Neben der Digitalisierung der Lehre lassen sich insbesondere in der Hochschulverwaltung Prozesse digital effizienter gestalten - welche Potenziale sehen Sie auf diesem Feld?
Selbstredend sollten Digitalisierungsvorhaben immer mit einer ganzheitlichen Strategie einhergehen, beispielweise im Rahmen eines Hochschulentwicklungsplans. Die Hochschulverwaltung stellt dabei einen Kernbereich dar – ohne effiziente Handlungsketten lahmen viele Prozesse, was wiederum alle Hochschulangehörigen einschließlich Studierende und Lehrende betrifft. Je nach Bezugspunkt liegen in diesem Bereich unterschiedliche Voraussetzungen vor. Zwar waren Campus Management Systeme bereits vor der Pandemie in der Breite implementiert, dennoch existieren weiterhin partiell Insellösungen und es sind beispielsweise noch immer nicht alle Verfahren zur Studienplatzbewerbung oder für Prüfungs- und Notenbescheide vollständig elektronisch.

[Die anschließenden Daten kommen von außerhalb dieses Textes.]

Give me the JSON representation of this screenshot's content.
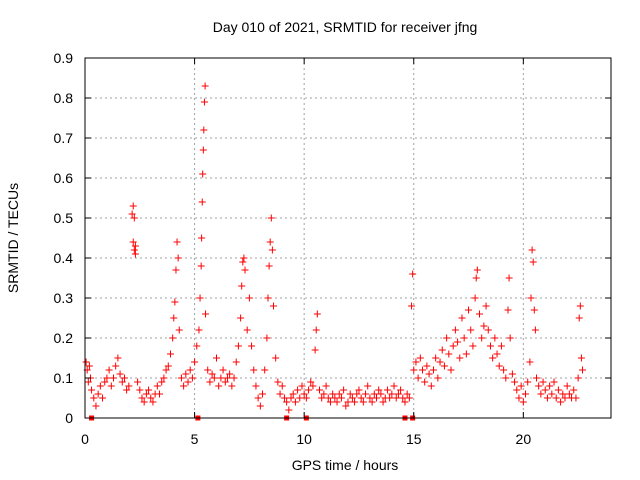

Nachholbedarf scheint es zudem im Bereich des Ressourcenmanagements zu geben, wo mitunter erst durch die Pandemie bestimmte Abläufe nicht mehr dem ausgedruckten Papierformular bedürfen. Elektronische Verfahren bieten erhebliche Potenziale zur Verschlankung und Optimierung von hochschulinternen Prozessketten, indem sie Zugang und Austausch von relevanten Informationen und Daten vereinfachen. Aber auch darüber hinaus: Möchte eine Hochschule durch eine effiziente Studienorganisation punkten und sich wettbewerbsfähig, serviceorientiert und kostenbewusst aufstellen, wird sie langfristig kaum um eine Digitalisierung der Hochschulverwaltung herumkommen.